How can something so intriguing be so deadly? It's a question for adventure-seekers to seriously consider before wandering into one of the thousands of active and abandoned mines and quarries scattered throughout the country.

Each year, dozens of children and adults are injured or killed while playing on mine property.

To prevent the next tragedy, the Mine Safety and Health Administration (MSHA) launched, a nationwide public awareness campaign to keep people away from active and abandoned mine sites.

"With the arrival of warm weather, the temptation to explore an underground mine shaft or swim in a quarry can be irresistible," said MSHA Administrator Davitt McAteer. "Don't do it," he warned. "And parents, don't let your children near these places. Mine sites make lousy and deadly playgrounds."

"Stay Out -- Stay Alive" is a cooperative effort of more than 30 federal, state and private sector organizations rallying together to increase awareness about the hazards of active and abandoned mine sites.

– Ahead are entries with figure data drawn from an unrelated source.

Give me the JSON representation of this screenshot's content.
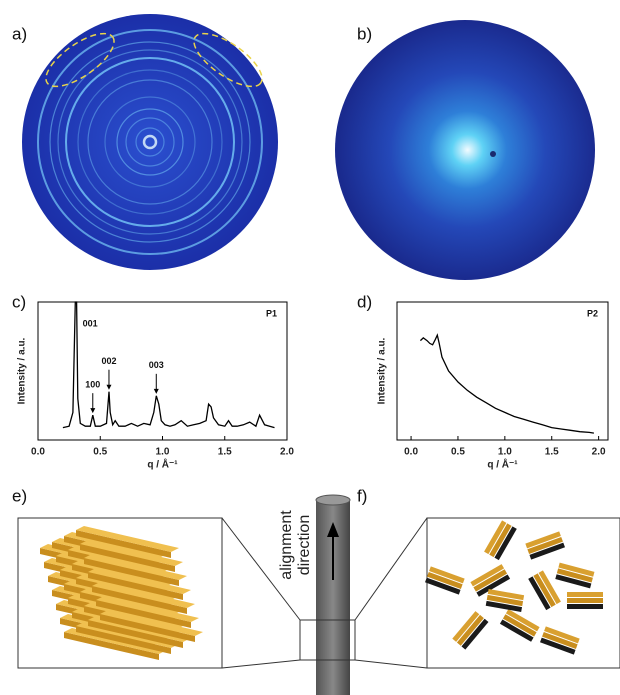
{
  "panels": [
    "a)",
    "b)",
    "c)",
    "d)",
    "e)",
    "f)"
  ],
  "diagram": {
    "label_lines": [
      "alignment",
      "direction"
    ]
  },
  "chart_data": [
    {
      "type": "line",
      "x_label": "q / Å⁻¹",
      "y_label": "Intensity / a.u.",
      "xlim": [
        0,
        2
      ],
      "ylim": [
        0,
        100
      ],
      "xticks": [
        {
          "value": 0,
          "label": "0.0"
        },
        {
          "value": 0.5,
          "label": "0.5"
        },
        {
          "value": 1,
          "label": "1.0"
        },
        {
          "value": 1.5,
          "label": "1.5"
        },
        {
          "value": 2,
          "label": "2.0"
        }
      ],
      "x": [
        0.2,
        0.25,
        0.28,
        0.3,
        0.31,
        0.32,
        0.34,
        0.38,
        0.42,
        0.44,
        0.46,
        0.5,
        0.55,
        0.57,
        0.58,
        0.6,
        0.62,
        0.65,
        0.7,
        0.75,
        0.8,
        0.85,
        0.9,
        0.93,
        0.95,
        0.97,
        0.99,
        1.02,
        1.06,
        1.1,
        1.15,
        1.2,
        1.25,
        1.3,
        1.35,
        1.37,
        1.39,
        1.41,
        1.45,
        1.5,
        1.53,
        1.56,
        1.6,
        1.65,
        1.7,
        1.75,
        1.78,
        1.82,
        1.86,
        1.9
      ],
      "series": [
        {
          "name": "P1",
          "color": "#000000",
          "values": [
            9,
            10,
            20,
            100,
            100,
            30,
            12,
            10,
            10,
            18,
            10,
            10,
            12,
            35,
            20,
            11,
            14,
            10,
            10,
            12,
            10,
            12,
            11,
            20,
            32,
            26,
            14,
            11,
            10,
            11,
            14,
            10,
            11,
            12,
            14,
            26,
            24,
            16,
            11,
            10,
            14,
            10,
            10,
            11,
            13,
            10,
            18,
            11,
            10,
            9
          ]
        }
      ],
      "annotations": [
        {
          "text": "001",
          "x": 0.31
        },
        {
          "text": "100",
          "x": 0.44
        },
        {
          "text": "002",
          "x": 0.57
        },
        {
          "text": "003",
          "x": 0.95
        }
      ]
    },
    {
      "type": "line",
      "x_label": "q / Å⁻¹",
      "y_label": "Intensity / a.u.",
      "xlim": [
        -0.15,
        2.1
      ],
      "ylim": [
        0,
        100
      ],
      "xticks": [
        {
          "value": 0,
          "label": "0.0"
        },
        {
          "value": 0.5,
          "label": "0.5"
        },
        {
          "value": 1,
          "label": "1.0"
        },
        {
          "value": 1.5,
          "label": "1.5"
        },
        {
          "value": 2,
          "label": "2.0"
        }
      ],
      "x": [
        0.1,
        0.13,
        0.17,
        0.2,
        0.23,
        0.26,
        0.28,
        0.3,
        0.33,
        0.4,
        0.5,
        0.6,
        0.7,
        0.8,
        0.9,
        1.0,
        1.1,
        1.2,
        1.3,
        1.4,
        1.5,
        1.6,
        1.7,
        1.8,
        1.9,
        1.95
      ],
      "series": [
        {
          "name": "P2",
          "color": "#000000",
          "values": [
            72,
            74,
            72,
            70,
            69,
            73,
            76,
            70,
            60,
            50,
            42,
            36,
            31,
            27,
            23,
            20,
            17,
            15,
            13,
            11,
            9,
            8,
            7,
            6,
            5.5,
            5
          ]
        }
      ],
      "annotations": []
    }
  ]
}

From April 17-30, MSHA and its partners will visit schools, community groups and scout troops nationwide to discuss the dangers children may encounter if they enter mine property without proper training, safety equipment and supervision of mine personnel.

MSHA warns that active underground mines may harbor undetectable and deadly gases, such as methane and carbon monoxide.

Abandoned underground sites often contain decaying timbers, loose rock and tunnels that can collapse at any time.

When quarry operations shut down, they often leave behind pieces of mining equipment undetectable from the water's surface, including old machinery and sharp-edged, barbed-wire fencing.

With suburban sprawl extending its reach beyond existing neighborhoods, the chances of new inhabitants encountering old mines is steadily increasing. "Such encounters -- whether accidental or planned -- can be deadly," said McAteer.